Clouded Thoughts

Smog.

I didn’t realize it at first but this place is packed full of it. What I had believed was fog early yesterday morning right after my arrival has been fully realized as smog. It’s not unheard of where I’m from but I have never seen it cloud my own eyes.

The very eyes I found useless in this adventure.

If there is one thing I did see, it is this, there is just simply too much. The city is bursting with too many sights, large buildings, people, markets, fish, cars, busses, more than I can process in a short amount of time and we’re too busy stuck to the ground to notice even half the things we encounter. Our vision doesn’t reach enough heights for us to fully take in our surroundings.
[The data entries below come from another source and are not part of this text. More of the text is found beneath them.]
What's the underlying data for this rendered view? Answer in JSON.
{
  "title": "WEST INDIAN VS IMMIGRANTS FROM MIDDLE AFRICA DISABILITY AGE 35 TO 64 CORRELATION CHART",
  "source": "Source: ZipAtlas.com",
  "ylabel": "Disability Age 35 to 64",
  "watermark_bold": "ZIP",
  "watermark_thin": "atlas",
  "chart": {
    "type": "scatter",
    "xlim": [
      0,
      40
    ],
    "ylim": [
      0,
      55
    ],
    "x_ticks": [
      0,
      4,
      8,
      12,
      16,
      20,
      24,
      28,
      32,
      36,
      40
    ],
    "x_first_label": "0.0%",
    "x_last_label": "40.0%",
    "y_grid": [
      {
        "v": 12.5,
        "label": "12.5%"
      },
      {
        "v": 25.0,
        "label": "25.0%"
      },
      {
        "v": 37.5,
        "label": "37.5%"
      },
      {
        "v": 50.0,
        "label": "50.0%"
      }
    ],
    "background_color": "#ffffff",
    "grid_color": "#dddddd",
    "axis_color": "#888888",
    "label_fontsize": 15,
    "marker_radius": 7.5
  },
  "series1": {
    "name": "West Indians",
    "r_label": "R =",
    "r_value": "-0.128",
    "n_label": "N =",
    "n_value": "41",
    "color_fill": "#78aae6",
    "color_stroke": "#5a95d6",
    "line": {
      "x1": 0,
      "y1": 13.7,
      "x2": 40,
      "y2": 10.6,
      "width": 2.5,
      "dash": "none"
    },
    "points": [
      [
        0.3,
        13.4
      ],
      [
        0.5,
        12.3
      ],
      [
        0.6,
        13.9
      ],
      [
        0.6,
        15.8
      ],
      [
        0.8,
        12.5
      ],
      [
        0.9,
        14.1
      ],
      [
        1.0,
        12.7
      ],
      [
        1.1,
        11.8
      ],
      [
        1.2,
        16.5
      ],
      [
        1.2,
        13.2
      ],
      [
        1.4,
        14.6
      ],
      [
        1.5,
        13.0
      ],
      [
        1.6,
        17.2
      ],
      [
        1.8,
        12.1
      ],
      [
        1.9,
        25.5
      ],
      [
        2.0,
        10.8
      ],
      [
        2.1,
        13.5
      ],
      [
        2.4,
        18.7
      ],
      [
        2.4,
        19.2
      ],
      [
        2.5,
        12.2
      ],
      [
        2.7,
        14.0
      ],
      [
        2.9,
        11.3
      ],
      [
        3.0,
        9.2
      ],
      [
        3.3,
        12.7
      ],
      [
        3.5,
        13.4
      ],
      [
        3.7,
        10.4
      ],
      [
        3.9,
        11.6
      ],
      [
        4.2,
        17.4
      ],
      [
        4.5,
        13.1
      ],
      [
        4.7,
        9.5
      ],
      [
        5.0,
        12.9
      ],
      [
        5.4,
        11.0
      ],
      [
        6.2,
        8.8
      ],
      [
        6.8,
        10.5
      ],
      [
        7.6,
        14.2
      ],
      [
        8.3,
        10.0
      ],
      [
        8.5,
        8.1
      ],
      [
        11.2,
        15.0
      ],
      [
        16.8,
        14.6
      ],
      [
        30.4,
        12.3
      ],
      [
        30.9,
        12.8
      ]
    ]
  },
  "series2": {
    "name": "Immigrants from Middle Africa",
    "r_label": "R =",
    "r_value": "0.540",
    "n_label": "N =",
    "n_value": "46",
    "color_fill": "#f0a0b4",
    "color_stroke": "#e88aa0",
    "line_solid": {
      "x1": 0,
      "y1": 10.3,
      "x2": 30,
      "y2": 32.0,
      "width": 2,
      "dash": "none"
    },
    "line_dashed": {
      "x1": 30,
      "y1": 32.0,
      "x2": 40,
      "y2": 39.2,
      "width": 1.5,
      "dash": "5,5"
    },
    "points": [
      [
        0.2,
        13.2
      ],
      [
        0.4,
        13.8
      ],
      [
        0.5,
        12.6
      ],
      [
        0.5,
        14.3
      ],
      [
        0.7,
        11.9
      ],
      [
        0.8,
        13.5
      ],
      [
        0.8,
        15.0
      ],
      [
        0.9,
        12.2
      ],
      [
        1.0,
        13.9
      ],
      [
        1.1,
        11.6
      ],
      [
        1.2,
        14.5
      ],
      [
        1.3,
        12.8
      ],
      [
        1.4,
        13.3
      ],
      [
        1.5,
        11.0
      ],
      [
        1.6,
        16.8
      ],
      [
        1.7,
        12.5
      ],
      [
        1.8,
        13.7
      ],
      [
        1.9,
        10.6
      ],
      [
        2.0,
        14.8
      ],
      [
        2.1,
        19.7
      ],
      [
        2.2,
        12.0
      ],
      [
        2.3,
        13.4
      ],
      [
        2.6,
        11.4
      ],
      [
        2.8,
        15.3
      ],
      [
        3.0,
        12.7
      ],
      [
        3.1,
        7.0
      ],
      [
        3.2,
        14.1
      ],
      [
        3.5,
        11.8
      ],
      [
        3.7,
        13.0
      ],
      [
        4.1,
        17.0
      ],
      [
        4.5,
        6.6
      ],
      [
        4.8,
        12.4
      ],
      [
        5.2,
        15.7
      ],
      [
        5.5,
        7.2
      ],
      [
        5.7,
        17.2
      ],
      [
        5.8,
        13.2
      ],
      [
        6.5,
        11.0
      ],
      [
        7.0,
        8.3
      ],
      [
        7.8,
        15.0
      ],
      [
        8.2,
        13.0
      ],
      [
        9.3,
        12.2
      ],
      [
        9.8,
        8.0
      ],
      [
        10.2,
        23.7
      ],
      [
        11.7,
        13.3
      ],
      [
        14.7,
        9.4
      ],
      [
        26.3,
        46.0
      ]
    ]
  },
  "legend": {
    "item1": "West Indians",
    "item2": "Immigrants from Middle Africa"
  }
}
We are blind. We are easily distracted by colors, lights, people, skin tone to really feel the moment we’re in, to really take in our environment. Trying to talk about what I saw- trying to remember what I saw is pointless because I simply can’t. I do not have the capacity or the ability to even come close to process anything based on sight.

My sight is very flawed.

It’s like a movie montage, a drunken escape, a moment in time where you vaguely recall the scene but not enough to gather all the information of it. It leaves us with a hole in our memory and it isn’t worth it.

No, I couldn’t even begin to process the city in sight but I found my day guided in sound.

The sounds of the city are much more reliable. Not only is there a constant hum of activity but when you really focus you could pinpoint the exact absolute detail of the things you can’t see.

The metro station’s announcements – a woman’s voice that calmly tells you to mind the gap as you exit a train in three languages. The box that tumbles over as an old tan overworked man tries to gather his merchandise. The steps of high heels on the pavement as it clinks to a higher order. Poor men’s woes as they complain about work, people and family. The bus that drives by a little too closely to the street, roaring as it nearly misses a business man on the phone.

Sound is the only way to take in this city. It’s the only way to really understand where you are and where you’re going. Sound is the only real thing the only thing you can hold onto and remember in a city. Smells, sights, even touch, is too quickly gone but the sound, the music sticks with you. It rings in your ears long after it’s gone, and the constant hum of something different draws you into a new world.

Today I heard more than I could even begin to imagine. A million different languages mixed together from a million different world at a million different places, the crank of a wrench and a slam of a hammer as men in hardhats (and some not) attempt to fix the pavements of busy streets where young men laugh at poor ones.

I felt as if I could tell a person’s whole life story by listening to them go about their every days. I could pick out the poor from the rich, the helpful to the helpless, the greats from the slime and those who spent their days working from the ground up to find success. I could tell because I listened and I listened because I needed to hold onto something.

I can’t leave this place with just a few blurry pictures of lights and cars. I don’t want to see this place in my memories as a few landmarks and the festive color of red. I need to leave this place feeling like I was actually in it. I don’t want to be a tourist. I want to be a person. And the only way to make this place feel real is to listen to it because MUSIC, when soft voices die, vibrates in the memory.